Duży wzrost kosztów mediów oraz narzucone wymagania klimatyczne zwiększają presję na ograniczanie zużycia. Zarówno najemcy, jak i inwestorzy preferują nieruchomości, które mają certyfikaty środowiskowe oraz wykorzystują nowoczesne technologie monitorowania i zarządzania zużyciem mediów, wyżej punktowane przez banki.
W pierwszym półroczu br. wartość transakcji w sektorze biurowym w Polsce wyniosła około 190 mln euro i była to najniższa wartość od pierwszego półrocza 2004 r. – podkreślają eksperci Walter Herz. W tym okresie zanotowano siedem transakcji. W porównaniu z pierwszym półroczem ub.r., kiedy Google przejął Warsaw Hub, ustanawiając nowy rekord na polskim rynku nieruchomości biurowych, aktywność inwestycyjna w tym segmencie zmalała aż o 86 proc.
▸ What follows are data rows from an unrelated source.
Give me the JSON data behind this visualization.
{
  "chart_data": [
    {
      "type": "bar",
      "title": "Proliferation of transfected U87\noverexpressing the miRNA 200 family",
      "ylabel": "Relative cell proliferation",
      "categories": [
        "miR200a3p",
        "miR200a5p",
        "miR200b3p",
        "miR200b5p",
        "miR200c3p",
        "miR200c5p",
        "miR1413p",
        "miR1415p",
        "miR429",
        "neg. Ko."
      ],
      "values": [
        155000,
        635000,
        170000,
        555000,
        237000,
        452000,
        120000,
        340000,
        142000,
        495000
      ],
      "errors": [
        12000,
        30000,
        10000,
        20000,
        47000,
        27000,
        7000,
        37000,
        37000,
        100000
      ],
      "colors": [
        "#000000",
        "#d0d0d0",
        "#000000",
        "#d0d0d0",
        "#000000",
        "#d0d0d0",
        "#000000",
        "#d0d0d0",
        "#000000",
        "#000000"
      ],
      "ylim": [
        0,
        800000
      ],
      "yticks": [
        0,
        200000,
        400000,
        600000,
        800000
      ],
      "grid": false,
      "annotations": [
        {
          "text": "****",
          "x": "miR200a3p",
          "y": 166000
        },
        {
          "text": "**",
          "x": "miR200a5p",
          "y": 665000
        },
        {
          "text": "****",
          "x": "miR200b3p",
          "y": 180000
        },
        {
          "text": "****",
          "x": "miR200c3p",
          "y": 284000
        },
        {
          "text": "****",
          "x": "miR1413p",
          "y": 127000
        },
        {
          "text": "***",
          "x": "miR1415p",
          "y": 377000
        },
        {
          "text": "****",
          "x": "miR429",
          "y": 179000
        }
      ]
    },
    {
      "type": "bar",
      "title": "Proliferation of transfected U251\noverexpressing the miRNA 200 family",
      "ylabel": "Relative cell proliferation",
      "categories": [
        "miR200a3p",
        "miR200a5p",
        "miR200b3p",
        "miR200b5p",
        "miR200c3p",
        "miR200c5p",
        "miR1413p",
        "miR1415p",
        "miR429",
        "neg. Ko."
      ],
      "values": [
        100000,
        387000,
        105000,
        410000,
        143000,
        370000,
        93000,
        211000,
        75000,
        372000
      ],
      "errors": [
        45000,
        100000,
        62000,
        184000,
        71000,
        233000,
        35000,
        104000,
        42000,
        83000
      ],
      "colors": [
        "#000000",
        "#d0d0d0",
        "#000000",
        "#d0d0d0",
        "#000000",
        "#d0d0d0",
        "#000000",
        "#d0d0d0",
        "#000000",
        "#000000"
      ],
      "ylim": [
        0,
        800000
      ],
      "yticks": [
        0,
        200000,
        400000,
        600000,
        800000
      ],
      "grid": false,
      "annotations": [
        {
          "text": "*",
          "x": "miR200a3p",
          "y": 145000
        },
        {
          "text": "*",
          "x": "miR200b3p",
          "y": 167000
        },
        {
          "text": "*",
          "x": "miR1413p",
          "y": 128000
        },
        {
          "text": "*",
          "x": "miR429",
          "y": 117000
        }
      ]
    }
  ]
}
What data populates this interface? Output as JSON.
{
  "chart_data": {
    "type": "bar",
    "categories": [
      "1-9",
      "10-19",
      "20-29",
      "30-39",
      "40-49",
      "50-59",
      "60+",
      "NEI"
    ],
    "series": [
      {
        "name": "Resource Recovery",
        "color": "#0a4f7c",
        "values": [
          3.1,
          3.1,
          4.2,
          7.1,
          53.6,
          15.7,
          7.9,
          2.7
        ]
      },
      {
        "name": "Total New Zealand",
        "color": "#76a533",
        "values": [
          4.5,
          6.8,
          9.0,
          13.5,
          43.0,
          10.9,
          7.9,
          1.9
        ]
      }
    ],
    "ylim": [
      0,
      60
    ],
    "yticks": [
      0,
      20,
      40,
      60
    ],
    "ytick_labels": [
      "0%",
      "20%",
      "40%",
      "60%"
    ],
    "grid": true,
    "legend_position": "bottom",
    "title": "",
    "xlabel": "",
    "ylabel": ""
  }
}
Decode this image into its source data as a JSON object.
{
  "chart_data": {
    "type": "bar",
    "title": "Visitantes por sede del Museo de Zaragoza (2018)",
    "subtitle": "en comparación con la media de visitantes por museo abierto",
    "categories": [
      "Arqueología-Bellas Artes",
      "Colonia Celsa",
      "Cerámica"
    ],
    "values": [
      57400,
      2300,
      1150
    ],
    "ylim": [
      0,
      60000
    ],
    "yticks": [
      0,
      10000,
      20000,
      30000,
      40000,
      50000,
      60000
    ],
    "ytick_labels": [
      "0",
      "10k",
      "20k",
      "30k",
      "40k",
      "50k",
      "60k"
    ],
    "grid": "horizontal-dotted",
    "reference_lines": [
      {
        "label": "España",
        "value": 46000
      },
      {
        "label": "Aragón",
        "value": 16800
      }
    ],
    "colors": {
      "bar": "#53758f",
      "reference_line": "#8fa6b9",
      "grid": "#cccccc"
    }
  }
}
Największa transakcja biurowa zarejestrowana w tym roku to zakup przez węgierskiego inwestora – Adventum International – kompleksu Wola Retro za niespełna 70 mln euro. Ważnym wydarzeniem na rynku była też sprzedaż Mojego Miejsca II przez Echo Investment czeskiemu inwestorowi – Trigea Real Estate Fund. Wartość tej transakcji wyniosła 45 mln euro. Na uwagę zasługuje również przejęcie kompleksu Wiśniowy Business Park (budynki C, D, E i F) przez węgierską firmę Indotek. Stopy kapitalizacji w przypadku najlepszych aktywów biurowych w Warszawie z umowami najmu powyżej 5 lat, jak podaje Walter Herz, wynoszą około 5,5 proc.